Walking With God by John Eldredge: A Critical Theological Review

Jim Osman
Kootenai Community Church


When I picked up Walking With God and began to read, I expected to find one basic error: God speaks to us through still small voices and such personalized revelations are to be expected and experienced by every believer. However, I found not just one basic error presented in the book but a plethora of such errors. Indeed it has become clear to me, that when one thinks that the Shepherd is speaking directly to them apart from Scripture, errors begin to multiply . . .Fellowship-vs.-Talking-to-God-312x212

In a very subtle but destructive fashion, Eldredge elevates the Word of God, but not above all personal revelations, only above those that disagree with the Bible. Like many who promote a “hearing from God theology,” Eldredge wants to have an authoritative, inspired, perfect, pure, unique Word from God in the Bible and his moment-by-moment personal dispatches from Heaven by way of an inner voice from the Shepherd. Contrary to his assertion, the Bible does not teach that God speaks to us through a host of other means.

In light of his statements and his belief that we constantly hear God’s voice, we are left to conclude that when Eldredge says that the Bible is the Word of God to us, what he means is that the Bible is a small fraction, a sampling, an example of God’s voice which is constantly heard by Christians in every generation . . .

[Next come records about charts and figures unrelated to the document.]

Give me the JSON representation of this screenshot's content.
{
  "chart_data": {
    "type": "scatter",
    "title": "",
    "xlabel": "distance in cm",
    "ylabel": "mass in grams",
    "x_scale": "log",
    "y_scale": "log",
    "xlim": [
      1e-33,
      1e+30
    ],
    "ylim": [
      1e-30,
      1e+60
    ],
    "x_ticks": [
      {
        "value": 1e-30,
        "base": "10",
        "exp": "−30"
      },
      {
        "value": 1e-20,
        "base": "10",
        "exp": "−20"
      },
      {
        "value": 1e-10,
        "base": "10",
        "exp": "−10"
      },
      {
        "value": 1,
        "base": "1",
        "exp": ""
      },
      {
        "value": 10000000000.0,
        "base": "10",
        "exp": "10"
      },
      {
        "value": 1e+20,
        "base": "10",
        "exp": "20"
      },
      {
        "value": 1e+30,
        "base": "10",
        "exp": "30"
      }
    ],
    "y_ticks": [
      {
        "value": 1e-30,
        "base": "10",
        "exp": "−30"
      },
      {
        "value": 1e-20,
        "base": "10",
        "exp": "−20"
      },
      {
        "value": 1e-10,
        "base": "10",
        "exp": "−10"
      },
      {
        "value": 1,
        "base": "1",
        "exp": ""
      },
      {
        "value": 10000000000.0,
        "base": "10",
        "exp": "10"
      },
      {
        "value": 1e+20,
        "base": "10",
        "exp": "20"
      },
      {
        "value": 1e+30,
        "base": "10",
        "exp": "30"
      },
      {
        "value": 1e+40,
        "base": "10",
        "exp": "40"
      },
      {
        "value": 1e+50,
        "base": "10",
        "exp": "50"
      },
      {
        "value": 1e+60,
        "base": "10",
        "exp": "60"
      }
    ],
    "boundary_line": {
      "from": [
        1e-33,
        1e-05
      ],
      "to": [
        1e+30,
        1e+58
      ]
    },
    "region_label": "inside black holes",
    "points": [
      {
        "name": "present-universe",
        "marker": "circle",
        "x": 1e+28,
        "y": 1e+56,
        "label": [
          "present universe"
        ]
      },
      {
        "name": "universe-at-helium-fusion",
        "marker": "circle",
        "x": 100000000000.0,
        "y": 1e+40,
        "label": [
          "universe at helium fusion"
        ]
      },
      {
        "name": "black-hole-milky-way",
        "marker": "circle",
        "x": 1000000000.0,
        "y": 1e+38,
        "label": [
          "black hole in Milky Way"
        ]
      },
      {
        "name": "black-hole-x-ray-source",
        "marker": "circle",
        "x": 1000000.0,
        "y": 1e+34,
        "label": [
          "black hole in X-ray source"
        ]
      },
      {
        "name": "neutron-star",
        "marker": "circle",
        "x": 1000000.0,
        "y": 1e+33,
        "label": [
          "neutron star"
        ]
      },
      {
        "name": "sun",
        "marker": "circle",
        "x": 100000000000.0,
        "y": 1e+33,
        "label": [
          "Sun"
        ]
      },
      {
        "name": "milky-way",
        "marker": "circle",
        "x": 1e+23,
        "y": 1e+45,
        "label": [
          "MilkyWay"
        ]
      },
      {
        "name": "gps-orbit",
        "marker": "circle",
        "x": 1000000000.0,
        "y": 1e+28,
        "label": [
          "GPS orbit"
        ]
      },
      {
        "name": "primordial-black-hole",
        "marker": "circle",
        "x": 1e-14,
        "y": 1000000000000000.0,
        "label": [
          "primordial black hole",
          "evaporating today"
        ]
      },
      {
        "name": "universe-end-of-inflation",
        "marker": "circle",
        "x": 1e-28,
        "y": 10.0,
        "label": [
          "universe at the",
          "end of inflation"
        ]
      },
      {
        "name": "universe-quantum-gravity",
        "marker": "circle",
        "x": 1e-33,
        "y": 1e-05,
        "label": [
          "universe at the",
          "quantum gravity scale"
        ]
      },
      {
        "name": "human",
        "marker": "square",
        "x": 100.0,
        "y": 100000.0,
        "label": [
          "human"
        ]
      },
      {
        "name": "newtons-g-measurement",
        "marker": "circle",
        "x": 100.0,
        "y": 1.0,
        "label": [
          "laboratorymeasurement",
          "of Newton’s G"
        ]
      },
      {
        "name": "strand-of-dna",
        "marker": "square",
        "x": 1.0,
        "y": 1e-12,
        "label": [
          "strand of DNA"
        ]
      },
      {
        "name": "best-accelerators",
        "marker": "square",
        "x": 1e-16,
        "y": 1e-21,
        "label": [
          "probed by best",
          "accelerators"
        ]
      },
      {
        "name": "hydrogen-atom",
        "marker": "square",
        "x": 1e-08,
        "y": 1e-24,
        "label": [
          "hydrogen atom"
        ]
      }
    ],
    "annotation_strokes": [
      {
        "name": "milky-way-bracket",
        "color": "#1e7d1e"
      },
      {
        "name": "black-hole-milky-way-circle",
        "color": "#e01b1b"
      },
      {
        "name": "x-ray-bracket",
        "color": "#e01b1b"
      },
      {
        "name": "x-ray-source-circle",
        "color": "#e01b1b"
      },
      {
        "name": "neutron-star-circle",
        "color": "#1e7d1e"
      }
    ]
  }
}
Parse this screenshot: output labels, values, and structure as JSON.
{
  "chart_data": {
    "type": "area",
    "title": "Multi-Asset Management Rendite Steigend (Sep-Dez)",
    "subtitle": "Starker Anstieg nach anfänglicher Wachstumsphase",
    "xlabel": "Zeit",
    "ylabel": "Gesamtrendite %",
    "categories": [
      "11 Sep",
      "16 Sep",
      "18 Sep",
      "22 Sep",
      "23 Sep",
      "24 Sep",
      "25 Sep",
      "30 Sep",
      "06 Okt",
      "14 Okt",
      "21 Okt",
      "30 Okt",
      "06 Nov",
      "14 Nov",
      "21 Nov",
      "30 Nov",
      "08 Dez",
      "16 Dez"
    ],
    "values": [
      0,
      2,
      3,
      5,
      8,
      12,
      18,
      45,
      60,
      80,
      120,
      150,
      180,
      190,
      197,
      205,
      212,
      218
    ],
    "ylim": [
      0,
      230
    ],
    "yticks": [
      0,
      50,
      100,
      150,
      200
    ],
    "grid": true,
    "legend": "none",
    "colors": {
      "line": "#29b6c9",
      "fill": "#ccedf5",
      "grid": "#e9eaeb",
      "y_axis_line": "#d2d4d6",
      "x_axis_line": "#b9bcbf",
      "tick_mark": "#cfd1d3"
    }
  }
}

spiritual warfare. . . Eldredge’s view of demons, the demonic, the occult, spirits, Satan, and Christian spiritual warfare leaves a lot to be desired. It has more in common with a pagan worldview and extra-biblical practices than anything found in Scripture. References to Scripture or biblical support for any of his spiritual warfare practices are glaringly absent! The lack of Scriptural support for these practices doesn’t deter Eldredge one bit. Many of the methods he employs are done because they are things that Jesus directly tells him to do, whispering in his ear . . .

In Walking with God, Eldredge offers a subjective, emotions-based, unclear paradigm for hearing God’s voice. This book is short on exegesis, theology, consistency, clear thinking, and filled with errors, bad theology, subjective impressions, and mystical, gnostic practices which undermine the authority and sufficiency of Scripture. This approach to hearing from God apart from the Bible will only lead people away from the God of the Bible.